Selain isu perilaku sosial, Sadam juga menyoroti kasus-kasus pelecehan seksual yang sering terjadi di lingkungan pendidikan dan dunia kerja. Dalam beberapa unggahannya, ia menekankan pentingnya keberanian korban untuk bersuara dan pentingnya penegakan hukum yang adil. Pandangan tersebut kerap mengundang diskusi hangat di kolom komentarnya.

Topik lain yang kerap muncul dalam kontennya adalah pendidikan bagi perempuan. Sadam menyoroti pandangan stereotip yang masih membatasi kesempatan perempuan untuk menempuh pendidikan tinggi, serta mendorong generasi muda untuk lebih terbuka terhadap kesetaraan.

“Aku laki laki dan aku akan sangat bangga, apabila pasanganku ingin mengejar kariernya setinggi mungkin,” tambahnya.

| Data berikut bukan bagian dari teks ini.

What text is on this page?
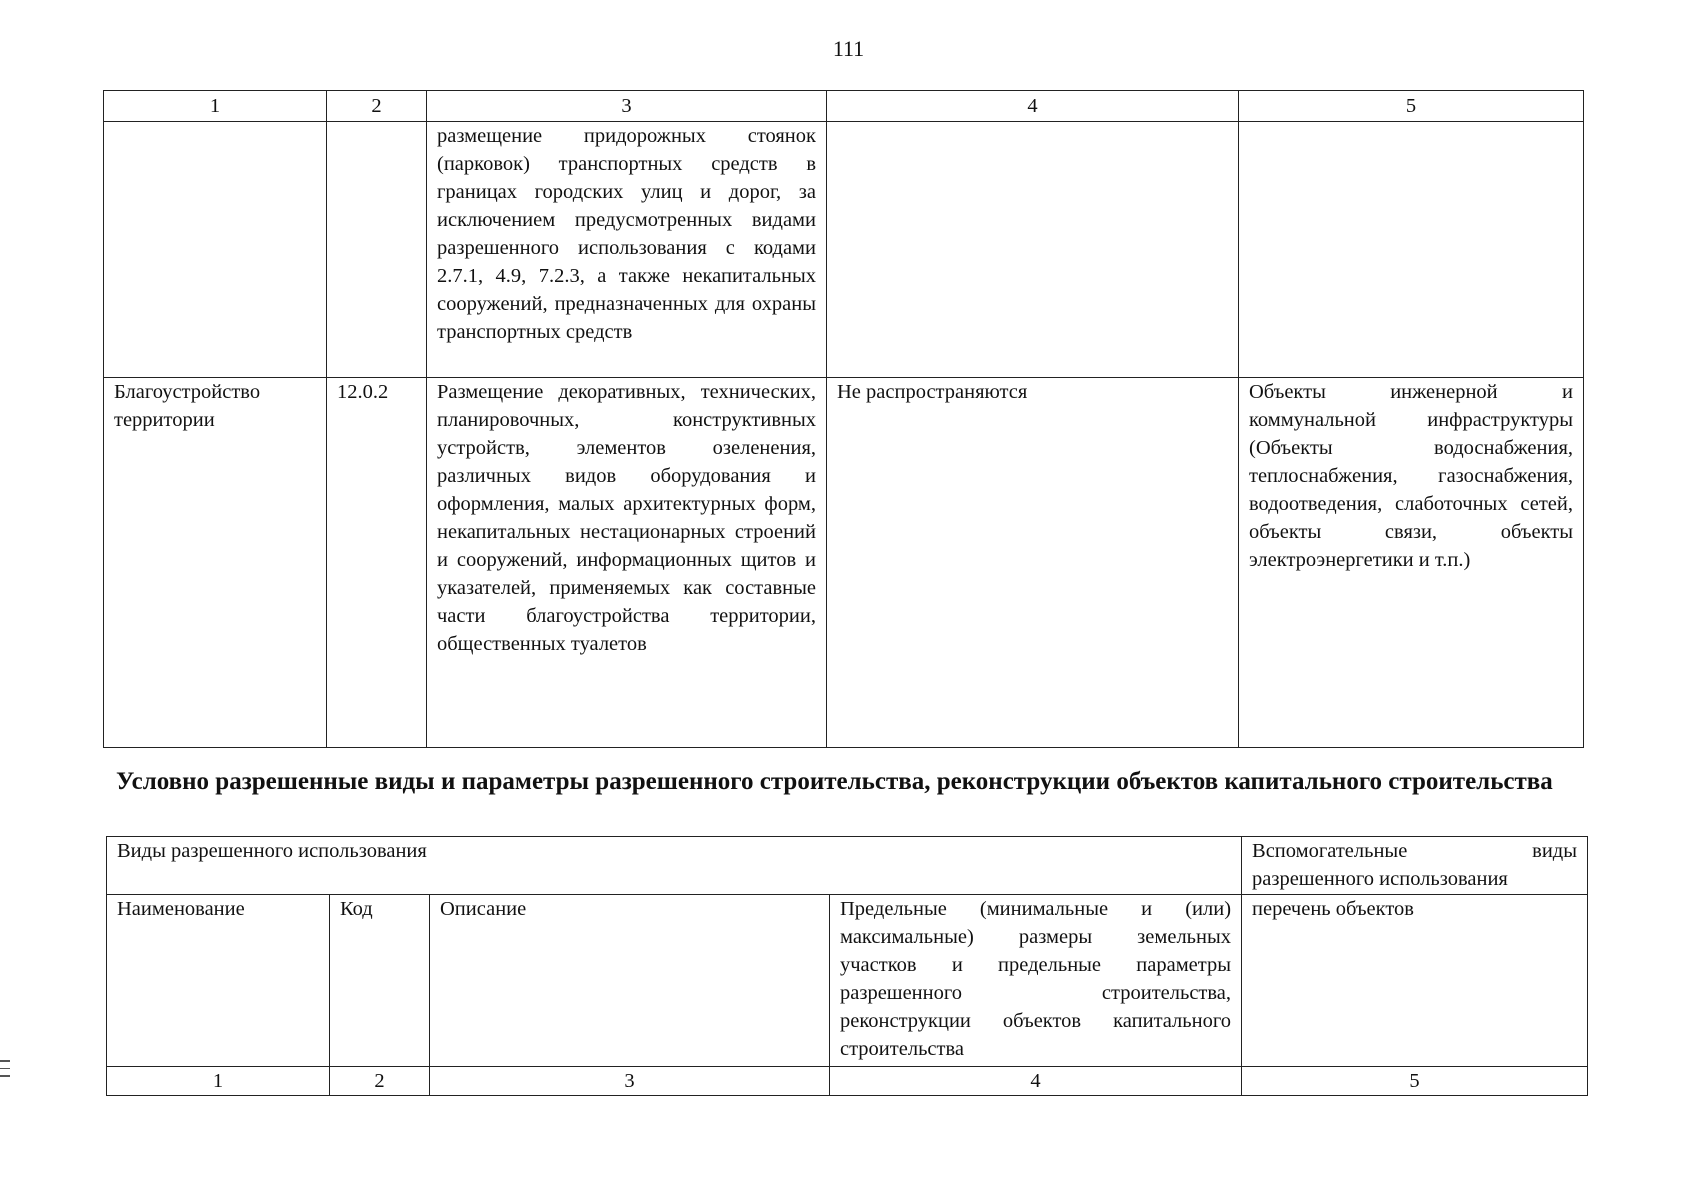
111
1	2	3	4	5
		размещение придорожных стоянок (парковок) транспортных средств в границах городских улиц и дорог, за исключением предусмотренных видами разрешенного использования с кодами 2.7.1, 4.9, 7.2.3, а также некапитальных сооружений, предназначенных для охраны транспортных средств		
Благоустройство территории	12.0.2	Размещение декоративных, технических, планировочных, конструктивных устройств, элементов озеленения, различных видов оборудования и оформления, малых архитектурных форм, некапитальных нестационарных строений и сооружений, информационных щитов и указателей, применяемых как составные части благоустройства территории, общественных туалетов	Не распространяются	Объекты инженерной и коммунальной инфраструктуры (Объекты водоснабжения, теплоснабжения, газоснабжения, водоотведения, слаботочных сетей, объекты связи, объекты электроэнергетики и т.п.)
Условно разрешенные виды и параметры разрешенного строительства, реконструкции объектов капитального строительства
Виды разрешенного использования				Вспомогательные виды разрешенного использования
Наименование	Код	Описание	Предельные (минимальные и (или) максимальные) размеры земельных участков и предельные параметры разрешенного строительства, реконструкции объектов капитального строительства	перечень объектов
1	2	3	4	5
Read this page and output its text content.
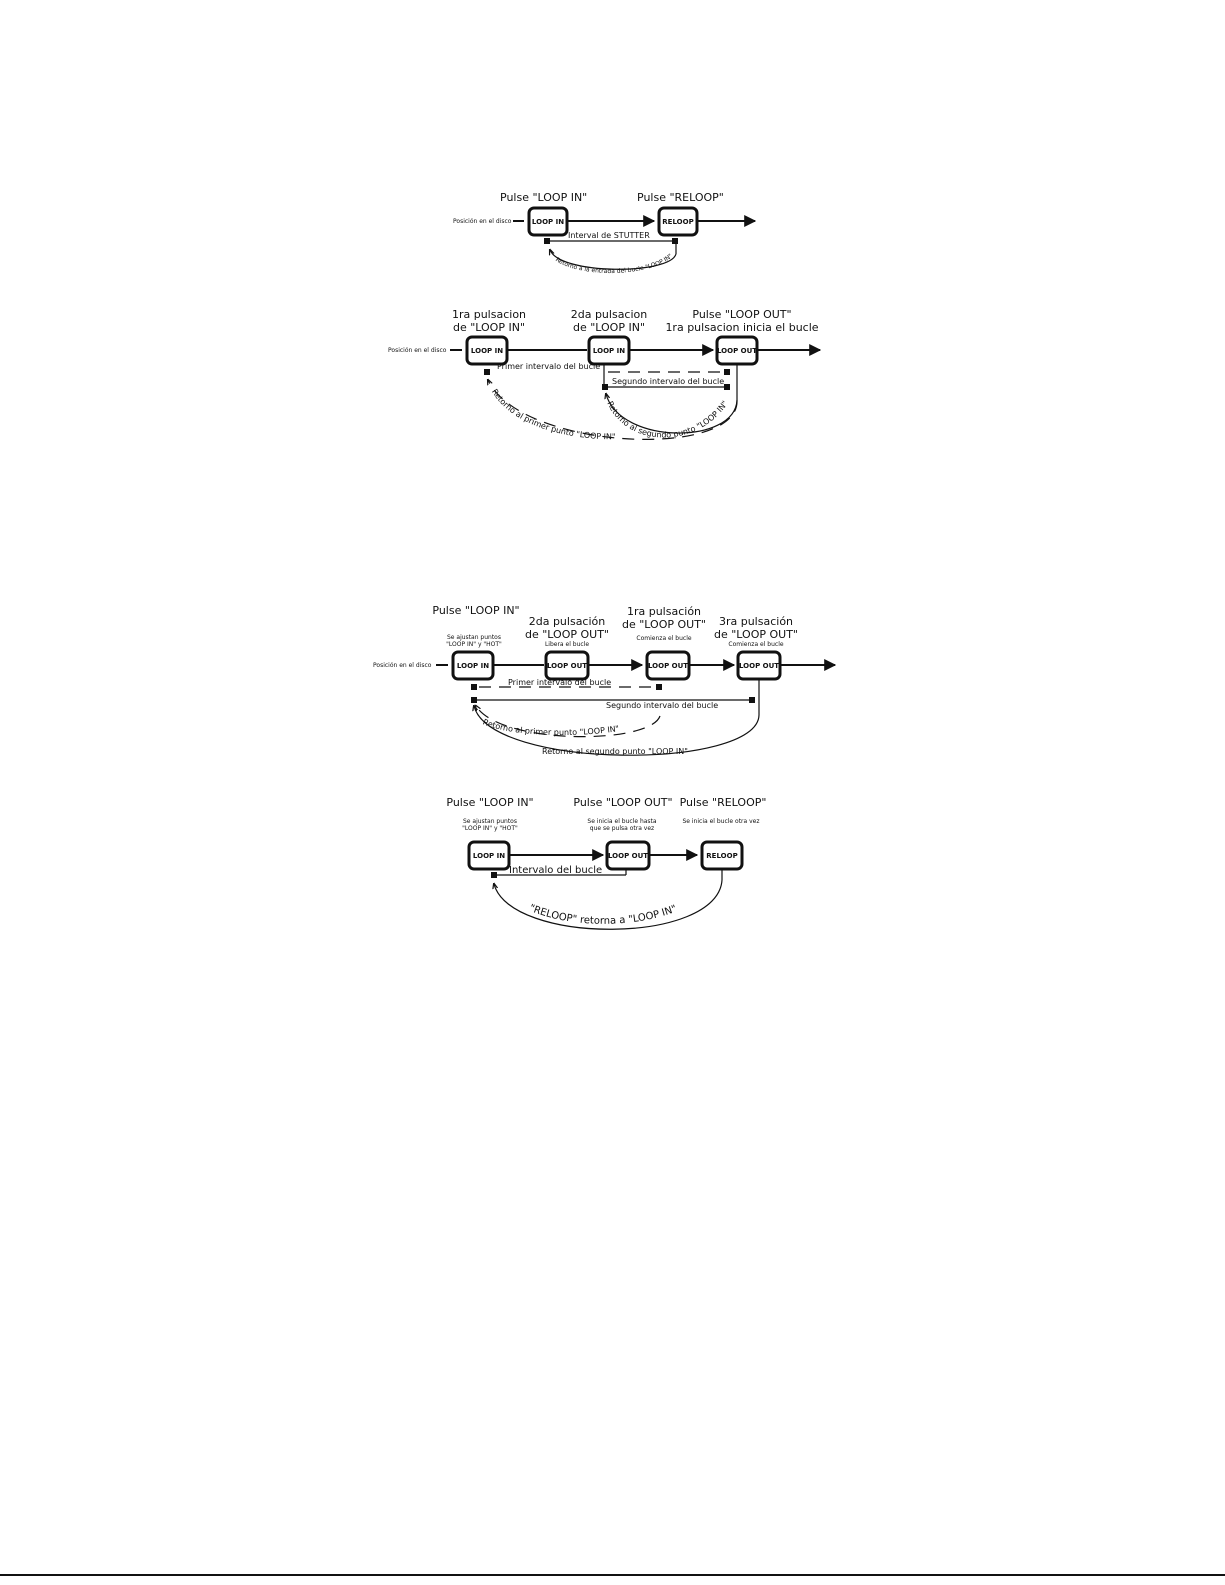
Pulse "LOOP IN"	Pulse "RELOOP"
Posición en el disco	LOOP IN	RELOOP
Interval de STUTTER
Retorno a la entrada del bucle "LOOP IN"
1ra pulsacion
de "LOOP IN"
2da pulsacion
de "LOOP IN"
Pulse "LOOP OUT"
1ra pulsacion inicia el bucle
Posición en el disco	LOOP IN	LOOP IN	LOOP OUT
Primer intervalo del bucle
Segundo intervalo del bucle
Retorno al primer punto "LOOP IN"
Retorno al segundo punto "LOOP IN"
Pulse "LOOP IN"
Se ajustan puntos
"LOOP IN" y "HOT"
2da pulsación
de "LOOP OUT"
Libera el bucle
1ra pulsación
de "LOOP OUT"
Comienza el bucle
3ra pulsación
de "LOOP OUT"
Comienza el bucle
Posición en el disco	LOOP IN	LOOP OUT	LOOP OUT	LOOP OUT
Primer intervalo del bucle
Segundo intervalo del bucle
Retorno al primer punto "LOOP IN"
Retorno al segundo punto "LOOP IN"
Pulse "LOOP IN"
Se ajustan puntos
"LOOP IN" y "HOT"
Pulse "LOOP OUT"
Se inicia el bucle hasta
que se pulsa otra vez
Pulse "RELOOP"
Se inicia el bucle otra vez
LOOP IN	LOOP OUT	RELOOP
Intervalo del bucle
"RELOOP" retorna a "LOOP IN"
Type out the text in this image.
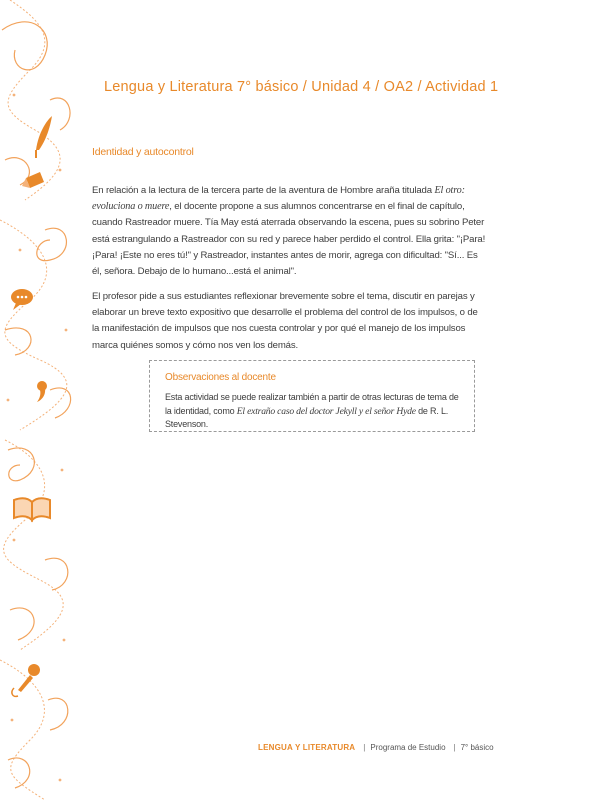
Lengua y Literatura 7° básico / Unidad 4 / OA2 / Actividad 1
Identidad y autocontrol
En relación a la lectura de la tercera parte de la aventura de Hombre araña titulada El otro: evoluciona o muere, el docente propone a sus alumnos concentrarse en el final de capítulo, cuando Rastreador muere. Tía May está aterrada observando la escena, pues su sobrino Peter está estrangulando a Rastreador con su red y parece haber perdido el control. Ella grita: "¡Para! ¡Para! ¡Este no eres tú!" y Rastreador, instantes antes de morir, agrega con dificultad: "Sí... Es él, señora. Debajo de lo humano...está el animal".
El profesor pide a sus estudiantes reflexionar brevemente sobre el tema, discutir en parejas y elaborar un breve texto expositivo que desarrolle el problema del control de los impulsos, o de la manifestación de impulsos que nos cuesta controlar y por qué el manejo de los impulsos marca quiénes somos y cómo nos ven los demás.
Observaciones al docente
Esta actividad se puede realizar también a partir de otras lecturas de tema de la identidad, como El extraño caso del doctor Jekyll y el señor Hyde de R. L. Stevenson.
LENGUA Y LITERATURA | Programa de Estudio | 7° básico
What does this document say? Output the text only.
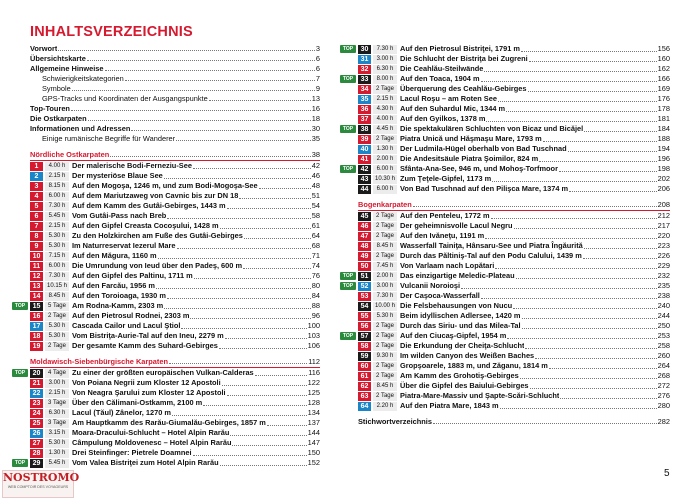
INHALTSVERZEICHNIS
Vorwort	3
Übersichtskarte	6
Allgemeine Hinweise	6
Schwierigkeitskategorien	7
Symbole	9
GPS-Tracks und Koordinaten der Ausgangspunkte	13
Top-Touren	16
Die Ostkarpaten	18
Informationen und Adressen	30
Einige rumänische Begriffe für Wanderer	35
Nördliche Ostkarpaten	38
1	4.00 h Der malerische Bodi-Ferneziu-See	42
2	2.15 h Der mysteriöse Blaue See	46
3	8.15 h Auf den Mogoşa, 1246 m, und zum Bodi-Mogoşa-See	48
4	6.00 h Auf dem Mariutzaweg von Cavnic bis zur DN 18	51
5	7.30 h Auf dem Kamm des Gutâi-Gebirges, 1443 m	54
6	5.45 h Vom Gutâi-Pass nach Breb	58
7	2.15 h Auf den Gipfel Creasta Cocoşului, 1428 m	61
8	5.30 h Zu den Holzkirchen am Fuße des Gutâi-Gebirges	64
9	5.30 h Im Naturreservat Iezerul Mare	68
10	7.15 h Auf den Măgura, 1160 m	71
11	6.00 h Die Umrundung von Ieud über den Padeş, 600 m	74
12	7.30 h Auf den Gipfel des Paltinu, 1711 m	76
13	10.15 h Auf den Farcău, 1956 m	80
14	8.45 h Auf den Toroioaga, 1930 m	84
TOP	15	5 Tage Am Rodna-Kamm, 2303 m	88
16	2 Tage Auf den Pietrosul Rodnei, 2303 m	96
17	5.30 h Cascada Cailor und Lacul Ştiol	100
18	5.30 h Vom Bistriţa-Aurie-Tal auf den Ineu, 2279 m	103
19	2 Tage Der gesamte Kamm des Suhard-Gebirges	106
Moldawisch-Siebenbürgische Karpaten	112
TOP	20	4 Tage Zu einer der größten europäischen Vulkan-Calderas	116
21	3.00 h Von Poiana Negrii zum Kloster 12 Apostoli	122
22	2.15 h Von Neagra Şarului zum Kloster 12 Apostoli	125
23	3 Tage Über den Călimani-Ostkamm, 2100 m	128
24	6.30 h Lacul (Tăul) Zânelor, 1270 m	134
25	3 Tage Am Hauptkamm des Rarău-Giumalău-Gebirges, 1857 m	137
26	3.15 h Moara-Dracului-Schlucht – Hotel Alpin Rarău	144
27	5.30 h Câmpulung Moldovenesc – Hotel Alpin Rarău	147
28	1.30 h Drei Steinfinger: Pietrele Doamnei	150
TOP	29	5.45 h Vom Valea Bistriţei zum Hotel Alpin Rarău	152
TOP	30	7.30 h Auf den Pietrosul Bistriţei, 1791 m	156
31	3.00 h Die Schlucht der Bistriţa bei Zugreni	160
32	6.30 h Die Ceahlău-Steilwände	162
TOP	33	8.00 h Auf den Toaca, 1904 m	166
34	2 Tage Überquerung des Ceahlău-Gebirges	169
35	2.15 h Lacul Roşu – am Roten See	176
36	4.30 h Auf den Suhardul Mic, 1344 m	178
37	4.00 h Auf den Gyilkos, 1378 m	181
TOP	38	4.45 h Die spektakulären Schluchten von Bicaz und Bicăjel	184
39	2 Tage Piatra Unică und Hăşmaşu Mare, 1793 m	188
40	1.30 h Der Ludmila-Hügel oberhalb von Bad Tuschnad	194
41	2.00 h Die Andesitsäule Piatra Şoimilor, 824 m	196
TOP	42	6.00 h Sfânta-Ana-See, 946 m, und Mohoş-Torfmoor	198
43	10.30 h Zum Ţeţele-Gipfel, 1173 m	202
44	6.00 h Von Bad Tuschnad auf den Pilişca Mare, 1374 m	206
Bogenkarpaten	208
45	2 Tage Auf den Penteleu, 1772 m	212
46	2 Tage Der geheimnisvolle Lacul Negru	217
47	2 Tage Auf den Ivăneţu, 1191 m	220
48	8.45 h Wasserfall Tainiţa, Hânsaru-See und Piatra Îngăurită	223
49	2 Tage Durch das Păltiniş-Tal auf den Podu Calului, 1439 m	226
50	7.45 h Von Varlaam nach Lopătari	229
TOP	51	2.00 h Das einzigartige Meledic-Plateau	232
TOP	52	3.00 h Vulcanii Noroioşi	235
53	7.30 h Der Caşoca-Wasserfall	238
54	10.00 h Die Felsbehausungen von Nucu	240
55	5.30 h Beim idyllischen Adlersee, 1420 m	244
56	2 Tage Durch das Siriu- und das Milea-Tal	250
TOP	57	2 Tage Auf den Ciucaş-Gipfel, 1954 m	253
58	2 Tage Die Erkundung der Cheiţa-Schlucht	258
59	9.30 h Im wilden Canyon des Weißen Baches	260
60	2 Tage Gropşoarele, 1883 m, und Zăganu, 1814 m	264
61	2 Tage Am Kamm des Grohotiş-Gebirges	268
62	8.45 h Über die Gipfel des Baiului-Gebirges	272
63	2 Tage Piatra-Mare-Massiv und Şapte-Scări-Schlucht	276
64	2.20 h Auf den Piatra Mare, 1843 m	280
Stichwortverzeichnis	282
NOSTROMO
WEB COMPTOIR DES VOYAGEURS
5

Lelaki Muslim keturunan Tionghoa-Minang ini juga membuat konten bernuansa religius. Baru-baru ini, ia membuat imbauan agar umat Muslim menormalisasikan salat lima waktu dan tidak mabuk. Ia sempat diundang menjadi salah satu pembicara dalam seminar gelar wicara (talkshow) Psycho-Syar’i di Universitas Sumatera Utara pada bulan Juni lalu.

Dalam acara tersebut, Sadam membagikan kisah perjalanan hidupnya termasuk pengalaman pribadi saat menghadapi masa-masa sulit, hingga awal mula ia membuat video debat yang kemudian viral di TikTok.

“Ketika kamu dihadapkan oleh suatu kondisi di mana kamu benci diri kamu sendiri, kamu hanya punya dua opsi. Pertama, kamu memilih untuk mendengar dan percaya semua kata-kata negatif yang ada di kepalamu, atau kamu memilih untuk mencari jalan keluar dari kata-katamu,” ucapnya.

Perjalanan Sadam di media sosial tidak selalu mulus. Akun TikTok miliknya sempat diblokir aksesnya (banned) karena salah satu kontennya yang dinilai melanggar pedoman komunitas (community guideline), hingga akhirnya ia membuat akun baru dan kembali aktif menyuarakan pendapatnya.

Meski menghadapi berbagai tantangan, Sadam tetap konsisten menggunakan media sosial sebagai ruang untuk menyebarkan pengetahuan dan mengasah kemampuan berpikir kritis masyarakat. Hingga kini, Sadam terus menggunakan media sosial untuk menyampaikan gagasan dan mengedukasi masyarakat melalui diskusi terbuka, seputar hukum, sosial, dan kehidupan sehari-hari.

Dikenal sebagai sosok yang rendah hati (humble) dan terbuka terhadap kritik, Sadam Permana menjadi contoh nyata generasi muda yang memanfaatkan media sosial bukan sekadar untuk hiburan, tetapi sebagai alat perubahan dan pemberdayaan masyarakat.